On 4 June 2026, the European Commission (Commission) adopted a Delegated Regulation amending the Capital Requirements Regulation (CRR) as regards temporary targeted operational relief measures and targeted multipliers for the calculation of an institution’s own funds requirements for market risk. The Commission has also issued Q&As on the Delegated Regulation.
The Delegated Regulation concerns both the Fundamental Review of the Trading Book (FRTB) internal model and standardised approaches. The Commission is aware that some major jurisdictions are expected to delay FRTB implementation beyond 1 January 2027 and uncertainty remains regarding the final rules for those jurisdictions.
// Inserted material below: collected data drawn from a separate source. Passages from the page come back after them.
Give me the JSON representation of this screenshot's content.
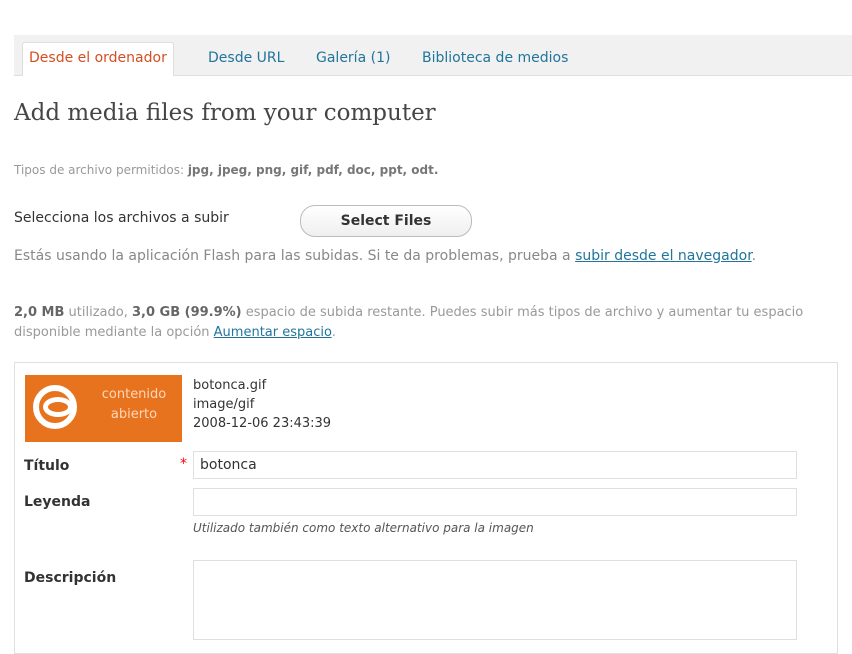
{
  "tabs": [
    {
      "label": "Desde el ordenador",
      "active": true
    },
    {
      "label": "Desde URL",
      "active": false
    },
    {
      "label": "Galería (1)",
      "active": false
    },
    {
      "label": "Biblioteca de medios",
      "active": false
    }
  ],
  "heading": "Add media files from your computer",
  "allowed_types": {
    "prefix": "Tipos de archivo permitidos: ",
    "list": "jpg, jpeg, png, gif, pdf, doc, ppt, odt."
  },
  "select": {
    "label": "Selecciona los archivos a subir",
    "button": "Select Files"
  },
  "flash_notice": {
    "text": "Estás usando la aplicación Flash para las subidas. Si te da problemas, prueba a ",
    "link": "subir desde el navegador",
    "suffix": "."
  },
  "quota": {
    "used": "2,0 MB",
    "used_suffix": " utilizado, ",
    "remaining": "3,0 GB (99.9%)",
    "text": " espacio de subida restante. Puedes subir más tipos de archivo y aumentar tu espacio disponible mediante la opción ",
    "link": "Aumentar espacio",
    "suffix": "."
  },
  "media": {
    "thumbnail_text_line1": "contenido",
    "thumbnail_text_line2": "abierto",
    "filename": "botonca.gif",
    "mime": "image/gif",
    "date": "2008-12-06 23:43:39",
    "title_label": "Título",
    "required_mark": "*",
    "title_value": "botonca",
    "caption_label": "Leyenda",
    "caption_value": "",
    "caption_hint": "Utilizado también como texto alternativo para la imagen",
    "description_label": "Descripción",
    "description_value": ""
  },
  "colors": {
    "accent": "#21759b",
    "active_tab": "#d54e21",
    "thumb_bg": "#e8731f"
  }
}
As such the Commission has adopted this Delegated Regulation to preserve the level playing field for EU banks, based on an empowerment in the CRR.
The Delegated Regulation temporarily relaxes certain aspects of the internal model approach (such as the profit and loss attribution test and the risk factor eligibility test), providing both capital and operational relief. It also introduces a more flexible treatment for the calculation of the capital requirements for Collective Investment Undertaking exposures, under both approaches, and allows banks certain flexibilities in the calculation of the capital requirements for default risk for sovereign exposures under the internal model approach and for hedged equity exposures under the standardised approach. Banks also benefit from a temporary phase-in of some requirements under the standardised approach that address level playing field issues coming from the different implementation timelines with other jurisdictions. The targeted multiplier is designed to neutralise the capital impact on banks negatively impacted by the new FRTB rules. EU banks will calibrate this multiplier such that it scales down their FRTB capital requirements, after the application of the targeted amendments and after the application of the output floor, to the level of their pre-FRTB capital requirements.
Next steps
The Delegated Regulation will now be reviewed by the European Parliament and the Council, with a three-month scrutiny period (extendable by a further three months). If no objection is raised, the measures will enter into application on 1 January 2027, for a period of three years.